Right. And we are to assume that the cartoon’s dredging up of infamous blood libels against Jews never occurred to Mr. Scarfe or his defenders? Or that its appearance on the day set aside for remembering the Nazi genocide was merely coincidental?

It is the sheer presumption and arrogance of the defense that is the point here. Do they think everything goes in the name of condemning the Jewish state’s effort to defend itself against savage hordes that think nothing of targeting innocent children?

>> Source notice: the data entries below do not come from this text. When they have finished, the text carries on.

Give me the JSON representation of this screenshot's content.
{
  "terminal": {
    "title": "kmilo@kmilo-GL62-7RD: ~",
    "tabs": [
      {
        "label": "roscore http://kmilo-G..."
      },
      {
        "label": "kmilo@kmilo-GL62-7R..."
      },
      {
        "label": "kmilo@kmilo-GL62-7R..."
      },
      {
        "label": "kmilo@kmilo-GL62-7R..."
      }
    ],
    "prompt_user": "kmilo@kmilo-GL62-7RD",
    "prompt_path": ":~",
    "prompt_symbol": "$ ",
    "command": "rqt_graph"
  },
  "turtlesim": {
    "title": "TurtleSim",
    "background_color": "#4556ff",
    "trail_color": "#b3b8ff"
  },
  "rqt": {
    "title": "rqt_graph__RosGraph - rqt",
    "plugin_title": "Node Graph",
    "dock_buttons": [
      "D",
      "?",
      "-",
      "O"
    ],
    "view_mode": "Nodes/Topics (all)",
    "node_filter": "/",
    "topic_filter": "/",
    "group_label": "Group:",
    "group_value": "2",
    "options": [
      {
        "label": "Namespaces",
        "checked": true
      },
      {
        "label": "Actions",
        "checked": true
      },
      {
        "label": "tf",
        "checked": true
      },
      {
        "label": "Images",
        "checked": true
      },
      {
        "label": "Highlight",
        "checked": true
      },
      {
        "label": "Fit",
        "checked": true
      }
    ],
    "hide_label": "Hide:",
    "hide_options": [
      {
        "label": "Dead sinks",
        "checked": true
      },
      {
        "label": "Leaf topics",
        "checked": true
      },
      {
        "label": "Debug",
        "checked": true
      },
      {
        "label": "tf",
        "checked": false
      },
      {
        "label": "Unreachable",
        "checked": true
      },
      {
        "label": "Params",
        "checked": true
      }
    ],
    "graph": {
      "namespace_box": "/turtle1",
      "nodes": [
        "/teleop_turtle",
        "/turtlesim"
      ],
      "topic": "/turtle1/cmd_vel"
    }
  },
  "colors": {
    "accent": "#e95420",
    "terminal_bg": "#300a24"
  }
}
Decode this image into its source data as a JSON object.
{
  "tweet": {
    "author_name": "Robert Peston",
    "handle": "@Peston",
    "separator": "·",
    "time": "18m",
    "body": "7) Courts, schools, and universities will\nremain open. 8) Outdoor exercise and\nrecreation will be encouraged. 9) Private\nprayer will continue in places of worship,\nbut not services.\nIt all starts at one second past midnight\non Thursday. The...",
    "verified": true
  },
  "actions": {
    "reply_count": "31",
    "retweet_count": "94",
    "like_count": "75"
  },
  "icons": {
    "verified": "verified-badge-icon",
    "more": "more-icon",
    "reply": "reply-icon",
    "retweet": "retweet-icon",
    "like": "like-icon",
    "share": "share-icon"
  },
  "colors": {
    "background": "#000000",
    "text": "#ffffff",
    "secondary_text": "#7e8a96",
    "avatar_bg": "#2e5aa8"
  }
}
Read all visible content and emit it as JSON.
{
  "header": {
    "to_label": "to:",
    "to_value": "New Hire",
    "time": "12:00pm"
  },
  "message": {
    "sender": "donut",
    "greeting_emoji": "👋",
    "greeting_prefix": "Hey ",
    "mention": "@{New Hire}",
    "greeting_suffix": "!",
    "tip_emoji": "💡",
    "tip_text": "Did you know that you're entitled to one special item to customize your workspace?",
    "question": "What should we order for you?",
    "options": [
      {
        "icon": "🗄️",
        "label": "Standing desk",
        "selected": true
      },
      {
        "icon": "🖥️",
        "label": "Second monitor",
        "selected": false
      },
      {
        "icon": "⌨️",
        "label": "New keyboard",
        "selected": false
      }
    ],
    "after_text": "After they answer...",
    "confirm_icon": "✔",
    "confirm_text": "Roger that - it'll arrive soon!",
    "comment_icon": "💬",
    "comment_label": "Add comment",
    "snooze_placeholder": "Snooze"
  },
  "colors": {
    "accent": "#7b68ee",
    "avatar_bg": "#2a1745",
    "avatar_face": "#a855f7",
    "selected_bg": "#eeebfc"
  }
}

Is it really a self-evident proposition that there is no possible Jewish side to the controversy? Didn’t the “wall” virtually eliminate terrorist attacks against Jews?

The paper’s publisher, Rupert Murdoch, apologized when he learned about the cartoon, referring to it as “grotesque.” Yet the fact remains that senior professional personnel of a major newspaper believed they could get away with something like this.

Consider also that the political science department at Brooklyn College, part of the City University of New York system, is co-sponsoring a forum along with student and community groups that urge an international boycott of Israel over what the groups charge are violations of Palestinian rights. The event is scheduled for February 7 and will feature virulently anti-Israel speakers.

Again, the underlying assumption is that the Israeli position is so self-evidently without merit that anyone can say anything about Israel and expect to get away with it. Universities, of course, have long been hotbeds of anti-Israel activism and dissent from the party line can be dangerous; the concept of the university as a free marketplace of ideas has largely been rendered ludicrous. What really rankles, though, is that a publicly funded college would foster such one-sidedness through the affirmative support of its political science department.

A publicly funded educational institution has no business encouraging students to pursue a fiercely partisan approach to a complex issue. Administrators need to hear from the many alumni who are no doubt upset that anti-Israel agitation has achieved a solid foothold at Brooklyn College.